Kansas Governor Laura Kelly (D) vetoed a account that would have banned gender-affirming care for minors in the Sunflower State on Friday.
“This divisive legislation targets a small group of Kansans, imposing government mandates on them and dictating to parents how best to raise and care for their children,” Kelly he said in a veto message on Friday. “I don’t believe it’s a conservative value, and it’s certainly not a Kansas value.”
Kelly said the legislation “tramples on parental rights” and that “the last place I would want to be as a politician is between a parent and a child who needs any kind of medical care.”
“And yet, that is exactly what this legislation does,” she continued.
The legislation, a replacement bill for Senate Bill 233, would have banned gender-affirming care practices such as surgeries and hormone treatments for those under 18 in Kansas. Kelly vetoed similar legislation last year, which Republicans failed to overturn.
Cathryn Oakley, senior director of legal policy at the LGBTQ rights group Human Rights Campaign, praised Kelly’s veto in a statement released to the press.
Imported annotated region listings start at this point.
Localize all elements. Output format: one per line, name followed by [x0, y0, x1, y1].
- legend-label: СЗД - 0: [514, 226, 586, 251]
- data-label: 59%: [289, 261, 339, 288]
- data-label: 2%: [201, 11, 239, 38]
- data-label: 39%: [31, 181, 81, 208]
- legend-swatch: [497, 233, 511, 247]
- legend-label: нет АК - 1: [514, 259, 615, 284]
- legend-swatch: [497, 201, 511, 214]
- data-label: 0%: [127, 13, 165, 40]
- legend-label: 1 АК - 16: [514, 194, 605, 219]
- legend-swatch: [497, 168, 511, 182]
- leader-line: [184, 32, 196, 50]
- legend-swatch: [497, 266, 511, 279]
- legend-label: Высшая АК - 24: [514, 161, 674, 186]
She said the group continues “to thank Governor Kelly for seeing bills like SB 233 for what they are: dangerous misinformation and attempts to target vulnerable young people for the sole purpose of angering anti-LGBTQ+ extremists.”
“If any legislation seeks to prohibit best practice, medically necessary health care for no purpose other than the person receiving that care being transgender, that is discrimination – plain and simple,” Oakley said. “Doctors, patients and families – not politicians – should be making decisions about health care.”